Embora a maioria dos
cronistas não falem explicitamente de lances em que a Santa se envolveu nos
episódios violentos da guerra, o entusiasmo dos franceses cresceu porque ela
estava lá presente. Se assim agiram os soldados e comandantes, indo de encontro
valorosamente aos ingleses, é porque a Santa havia insistentemente proclamado a
necessidade de sempre atacar sem dar oportunidade ao inimigo de se organizar.

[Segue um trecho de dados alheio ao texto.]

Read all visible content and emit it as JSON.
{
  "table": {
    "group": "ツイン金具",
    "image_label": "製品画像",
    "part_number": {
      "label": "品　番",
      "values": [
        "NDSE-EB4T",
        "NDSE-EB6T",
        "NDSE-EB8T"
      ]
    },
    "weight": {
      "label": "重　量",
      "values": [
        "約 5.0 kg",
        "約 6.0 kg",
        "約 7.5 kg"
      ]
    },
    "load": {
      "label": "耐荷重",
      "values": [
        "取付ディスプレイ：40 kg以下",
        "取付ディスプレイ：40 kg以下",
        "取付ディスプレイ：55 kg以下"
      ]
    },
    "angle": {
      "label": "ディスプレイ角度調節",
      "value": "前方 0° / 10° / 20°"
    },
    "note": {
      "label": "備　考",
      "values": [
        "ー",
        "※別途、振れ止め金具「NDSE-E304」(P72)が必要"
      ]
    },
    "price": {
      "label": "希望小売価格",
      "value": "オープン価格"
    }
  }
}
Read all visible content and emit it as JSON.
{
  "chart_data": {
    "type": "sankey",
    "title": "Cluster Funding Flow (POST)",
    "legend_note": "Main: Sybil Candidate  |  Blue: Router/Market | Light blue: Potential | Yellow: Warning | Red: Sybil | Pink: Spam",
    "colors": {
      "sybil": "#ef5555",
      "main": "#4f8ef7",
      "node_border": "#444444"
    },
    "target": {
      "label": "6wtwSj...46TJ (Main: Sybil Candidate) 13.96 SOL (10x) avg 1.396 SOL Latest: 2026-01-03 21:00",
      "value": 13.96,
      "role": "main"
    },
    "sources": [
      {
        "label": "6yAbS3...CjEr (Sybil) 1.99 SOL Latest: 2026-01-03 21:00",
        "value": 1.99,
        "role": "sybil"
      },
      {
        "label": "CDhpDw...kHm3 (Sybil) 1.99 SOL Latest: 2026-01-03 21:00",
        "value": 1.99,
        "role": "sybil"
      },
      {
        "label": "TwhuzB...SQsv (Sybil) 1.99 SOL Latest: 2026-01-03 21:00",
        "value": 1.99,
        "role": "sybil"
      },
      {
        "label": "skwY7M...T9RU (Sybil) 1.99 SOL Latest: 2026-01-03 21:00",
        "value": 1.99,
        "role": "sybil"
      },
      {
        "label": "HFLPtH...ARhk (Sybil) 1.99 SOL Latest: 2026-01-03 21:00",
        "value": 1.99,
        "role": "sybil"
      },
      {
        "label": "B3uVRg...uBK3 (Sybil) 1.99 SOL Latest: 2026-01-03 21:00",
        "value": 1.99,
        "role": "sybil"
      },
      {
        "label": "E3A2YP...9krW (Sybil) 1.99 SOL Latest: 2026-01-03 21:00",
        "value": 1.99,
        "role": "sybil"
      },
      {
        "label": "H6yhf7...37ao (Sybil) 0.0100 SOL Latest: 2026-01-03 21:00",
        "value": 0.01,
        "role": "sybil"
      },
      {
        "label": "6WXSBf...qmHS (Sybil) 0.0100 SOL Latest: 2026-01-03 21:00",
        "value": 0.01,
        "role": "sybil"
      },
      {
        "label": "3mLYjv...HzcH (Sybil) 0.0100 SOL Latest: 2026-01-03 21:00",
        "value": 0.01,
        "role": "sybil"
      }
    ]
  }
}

La Hire terminou a batalha matando mais de 2 mil ingleses e fazendo mais de 200
prisioneiros.
Após triunfo tão
glorioso, cumpria agora sagrar e coroar o rei de França, Carlos VII. A campanha
pela sagração do rei durou poucos dias, de 29 de junho a 16 de julho, quatro
meses após a aparição de Joana d’Arc na corte de Burges. Estava cumprida sua
missão.
O restante da vida da
Donzela de Domrémy foi marcado pela intervenção da Divina Providência que lhe
preparou o martírio e a santificação. Aos poucos foi sendo abandonada pelos
seus amigos, pelo rei, até ser virtualmente entregue e presa pelos inimigos da
França. Levaram-na a um iníquo julgamento, sob o pretexto inquisitorial de
combate à bruxaria, e consumiram sua vida numa fogueira. Estávamos a 30 de maio
de 1429.
Oitenta anos depois,
em 1509, Henrique VIII subia ao trono na Inglaterra e arrastava aquela Nação
para as garras odiosas do Protestantismo. Se a França estivesse sob o poder
daquele indigno e infiel monarca, talvez não estivesse permanecido católica até
hoje, ou talvez se tivesse reacendido uma guerra tão tremenda que teria
arrasado o país.
A reabilitação de
Santa Joana D'Arc durou séculos. No decorrer de todo o restante do século XV,
era lembrada apenas entre o povo mais humilde da França, de modo especial por
devotos do interior e poetas populares. O fervor católico em torno da heroína
nacional ficou retratado, nesse tempo, apenas por uma poetisa, Cristina de
Pisan. Cem anos depois, surgiu um poema épico de Chapelain, o qual serviu (no
século seguinte à sua publicação) de inspiração ao ímpio Voltaire em suas
sátiras malditas contra a Igreja. Essas injúrias de Voltaire, publicadas em
1762 já quase no fim de sua vida, mostra a que ponto chegou a impiedade, que
tinha o visível intuito de ridicularizar a sociedade sacral do Ancien Regime. E
foi exatamente durante o período da Revolução Francesa, quando precisaram
reacender no povo o “patriotismo” contra as supostas invasões estrangeiras, que
se realizou sério estudo por Clément de l’Averdy para se divulgar a história
verdadeira de Santa Joana D’Arc. A partir daí foi crescendo entre o povo
francês a veneração pela Santa, embora já houvesse forte devoção por ela em
várias partes do interior do país.
Auscultando o
sentimento de devoção popular, surgiram depois vários resumos históricos,
poemas, e até romances históricos, como do alemão Schiller, dando
universalidade à devoção que antes era apenas francesa. Finalmente, Santa Joana
D’Arc foi canonizada no início do século XX no pontificado de São Pio X.